É esse autor que vai propor três áreas distintas de classificação do samba, divididas de acordo com as denominações regionais, estando o Piauí incluído na zona do samba por influência do vizinho Maranhão.
Essa classificação de Carneiro reforça a hipótese do Pagode de Amarante ter vindo do Maranhão através do rio Parnaíba, penetrando na região piauiense e a partir daí, se alastrando pelo vale dos rios Canindé e Mulato, iniciando o processo de síntese e expansão cultural.
Alceu Maynard (1964, p.389-390) já falava de uma Roda-de-Pagode na região do Baixo-São Francisco:

“Atividade lúdica de adultos do Baixo-São Francisco por ocasião das festas de plenitude ou principalmente na pequena vacância agrícola de inverno [...] Ali todos cantam e a roda-de-pagode alagoana põe no corpo da gente uma vontade insopitável de dançar, bailar. Ela congraça os membros adultos da comunidade, caem as barreiras sociais, pobres e ricos, moradores das casas de tijolos e das choupanas de palha, de mãos dadas, alguns cantam ...”

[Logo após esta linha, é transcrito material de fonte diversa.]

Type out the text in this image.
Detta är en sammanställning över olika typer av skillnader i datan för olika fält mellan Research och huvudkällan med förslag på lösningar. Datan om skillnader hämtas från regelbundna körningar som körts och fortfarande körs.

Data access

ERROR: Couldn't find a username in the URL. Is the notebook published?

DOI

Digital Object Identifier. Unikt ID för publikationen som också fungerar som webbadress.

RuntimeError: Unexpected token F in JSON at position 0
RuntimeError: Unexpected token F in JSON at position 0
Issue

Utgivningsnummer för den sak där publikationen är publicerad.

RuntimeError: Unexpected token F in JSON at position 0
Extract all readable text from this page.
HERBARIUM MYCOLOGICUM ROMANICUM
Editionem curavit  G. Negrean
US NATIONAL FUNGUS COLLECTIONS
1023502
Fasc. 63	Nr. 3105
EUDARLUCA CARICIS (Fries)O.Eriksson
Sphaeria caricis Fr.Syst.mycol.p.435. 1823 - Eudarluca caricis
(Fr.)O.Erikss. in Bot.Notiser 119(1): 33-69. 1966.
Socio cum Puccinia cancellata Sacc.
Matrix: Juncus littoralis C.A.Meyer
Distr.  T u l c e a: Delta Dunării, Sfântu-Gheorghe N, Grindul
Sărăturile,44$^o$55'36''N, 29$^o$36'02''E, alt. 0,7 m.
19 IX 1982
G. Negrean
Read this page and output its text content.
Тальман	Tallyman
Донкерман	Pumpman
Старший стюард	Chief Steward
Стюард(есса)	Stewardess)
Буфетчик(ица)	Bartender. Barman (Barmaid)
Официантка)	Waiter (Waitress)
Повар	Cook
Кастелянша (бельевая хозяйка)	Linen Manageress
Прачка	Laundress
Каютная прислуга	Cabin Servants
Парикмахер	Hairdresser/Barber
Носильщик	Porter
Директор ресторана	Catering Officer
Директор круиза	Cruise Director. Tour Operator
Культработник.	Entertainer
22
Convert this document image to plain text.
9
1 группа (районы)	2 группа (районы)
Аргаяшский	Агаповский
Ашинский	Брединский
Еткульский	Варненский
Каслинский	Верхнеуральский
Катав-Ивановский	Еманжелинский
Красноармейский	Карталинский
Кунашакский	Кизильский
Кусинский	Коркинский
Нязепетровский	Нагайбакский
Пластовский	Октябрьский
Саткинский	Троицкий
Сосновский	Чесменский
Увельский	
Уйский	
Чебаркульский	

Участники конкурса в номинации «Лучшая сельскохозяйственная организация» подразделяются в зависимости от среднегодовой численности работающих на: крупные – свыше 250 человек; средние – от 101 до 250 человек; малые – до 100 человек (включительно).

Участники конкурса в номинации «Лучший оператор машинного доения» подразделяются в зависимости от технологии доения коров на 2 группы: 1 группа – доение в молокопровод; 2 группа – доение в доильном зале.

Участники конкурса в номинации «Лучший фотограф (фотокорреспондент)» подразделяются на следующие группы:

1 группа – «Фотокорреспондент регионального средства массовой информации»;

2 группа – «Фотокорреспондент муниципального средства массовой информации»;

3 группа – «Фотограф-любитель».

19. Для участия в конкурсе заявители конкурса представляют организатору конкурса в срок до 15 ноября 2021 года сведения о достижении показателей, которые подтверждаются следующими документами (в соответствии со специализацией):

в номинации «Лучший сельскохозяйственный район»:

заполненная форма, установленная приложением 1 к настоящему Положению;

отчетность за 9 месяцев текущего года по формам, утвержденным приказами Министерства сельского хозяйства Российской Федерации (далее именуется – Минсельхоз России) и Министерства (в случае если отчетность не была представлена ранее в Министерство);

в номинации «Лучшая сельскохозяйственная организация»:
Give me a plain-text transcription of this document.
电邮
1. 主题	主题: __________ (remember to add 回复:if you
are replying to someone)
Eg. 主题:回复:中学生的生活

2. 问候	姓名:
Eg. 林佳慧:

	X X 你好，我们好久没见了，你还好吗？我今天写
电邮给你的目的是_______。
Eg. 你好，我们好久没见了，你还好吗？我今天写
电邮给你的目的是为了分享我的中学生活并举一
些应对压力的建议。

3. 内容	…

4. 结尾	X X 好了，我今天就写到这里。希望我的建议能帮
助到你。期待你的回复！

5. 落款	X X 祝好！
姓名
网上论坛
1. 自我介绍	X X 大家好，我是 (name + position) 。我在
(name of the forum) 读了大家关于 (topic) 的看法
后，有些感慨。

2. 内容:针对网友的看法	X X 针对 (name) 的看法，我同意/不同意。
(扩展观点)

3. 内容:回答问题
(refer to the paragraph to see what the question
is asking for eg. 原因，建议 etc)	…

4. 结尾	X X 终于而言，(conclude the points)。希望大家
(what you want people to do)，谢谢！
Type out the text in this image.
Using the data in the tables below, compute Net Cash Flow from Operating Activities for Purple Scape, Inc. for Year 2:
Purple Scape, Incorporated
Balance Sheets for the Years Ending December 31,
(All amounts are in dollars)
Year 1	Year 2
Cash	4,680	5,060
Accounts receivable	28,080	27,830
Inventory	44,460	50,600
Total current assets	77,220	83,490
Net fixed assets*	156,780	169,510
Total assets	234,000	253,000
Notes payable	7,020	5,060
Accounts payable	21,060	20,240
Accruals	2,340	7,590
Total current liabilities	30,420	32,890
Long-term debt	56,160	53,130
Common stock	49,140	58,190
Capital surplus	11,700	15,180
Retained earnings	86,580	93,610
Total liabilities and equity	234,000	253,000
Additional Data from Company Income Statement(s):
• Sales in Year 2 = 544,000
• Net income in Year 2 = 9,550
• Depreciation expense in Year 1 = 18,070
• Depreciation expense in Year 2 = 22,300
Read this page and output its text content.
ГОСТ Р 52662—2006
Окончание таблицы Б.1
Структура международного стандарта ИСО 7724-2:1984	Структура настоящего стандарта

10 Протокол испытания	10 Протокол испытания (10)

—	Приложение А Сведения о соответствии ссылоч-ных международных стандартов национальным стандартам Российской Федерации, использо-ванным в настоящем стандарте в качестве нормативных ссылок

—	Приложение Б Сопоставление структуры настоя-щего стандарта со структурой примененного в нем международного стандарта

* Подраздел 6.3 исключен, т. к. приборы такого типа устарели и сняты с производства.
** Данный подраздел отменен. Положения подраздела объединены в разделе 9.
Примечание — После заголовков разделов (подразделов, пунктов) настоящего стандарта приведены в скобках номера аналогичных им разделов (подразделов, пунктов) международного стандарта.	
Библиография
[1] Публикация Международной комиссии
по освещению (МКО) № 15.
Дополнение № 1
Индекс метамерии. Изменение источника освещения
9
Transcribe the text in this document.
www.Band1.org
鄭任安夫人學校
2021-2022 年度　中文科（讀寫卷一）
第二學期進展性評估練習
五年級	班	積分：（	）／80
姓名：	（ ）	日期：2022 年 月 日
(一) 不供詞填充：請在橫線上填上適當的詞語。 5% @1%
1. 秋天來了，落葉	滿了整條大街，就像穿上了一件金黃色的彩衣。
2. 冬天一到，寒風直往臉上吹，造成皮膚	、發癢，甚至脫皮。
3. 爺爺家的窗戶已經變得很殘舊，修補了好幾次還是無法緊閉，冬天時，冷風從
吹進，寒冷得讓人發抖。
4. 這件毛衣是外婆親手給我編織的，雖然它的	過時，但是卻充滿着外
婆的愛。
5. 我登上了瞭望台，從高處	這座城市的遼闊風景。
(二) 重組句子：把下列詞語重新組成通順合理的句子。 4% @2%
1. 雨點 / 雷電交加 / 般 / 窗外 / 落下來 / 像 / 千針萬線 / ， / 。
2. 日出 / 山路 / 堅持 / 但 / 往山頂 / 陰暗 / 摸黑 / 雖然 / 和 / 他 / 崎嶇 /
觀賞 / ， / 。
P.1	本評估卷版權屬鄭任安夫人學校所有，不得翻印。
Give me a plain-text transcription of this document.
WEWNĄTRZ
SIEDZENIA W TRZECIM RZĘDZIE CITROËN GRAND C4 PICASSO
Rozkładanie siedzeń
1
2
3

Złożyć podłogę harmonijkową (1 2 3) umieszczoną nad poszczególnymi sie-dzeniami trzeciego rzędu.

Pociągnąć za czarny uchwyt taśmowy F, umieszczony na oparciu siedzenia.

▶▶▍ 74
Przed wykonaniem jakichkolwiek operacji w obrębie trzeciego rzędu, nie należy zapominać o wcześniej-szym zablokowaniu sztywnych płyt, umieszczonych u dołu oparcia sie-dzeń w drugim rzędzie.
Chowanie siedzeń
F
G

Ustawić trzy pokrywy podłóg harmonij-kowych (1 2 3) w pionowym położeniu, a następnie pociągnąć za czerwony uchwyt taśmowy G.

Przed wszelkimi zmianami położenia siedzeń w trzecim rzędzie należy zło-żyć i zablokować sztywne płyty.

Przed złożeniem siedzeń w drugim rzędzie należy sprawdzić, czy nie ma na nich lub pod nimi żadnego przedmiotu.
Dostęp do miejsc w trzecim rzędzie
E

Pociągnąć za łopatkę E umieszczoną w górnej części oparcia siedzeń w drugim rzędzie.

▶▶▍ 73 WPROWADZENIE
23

Portanto, seguindo os estudos dos etnógrafos citados, chegamos à conclusão de que o termo pagode é bem genérico, sendo aplicado a diversas manifestações e cultuado em grande área brasileira, representando sempre uma festa popular com suas diferenças marcadas pela própria heterogeneidade regional, bem como pelos contatos com diferentes formas da cultura popular.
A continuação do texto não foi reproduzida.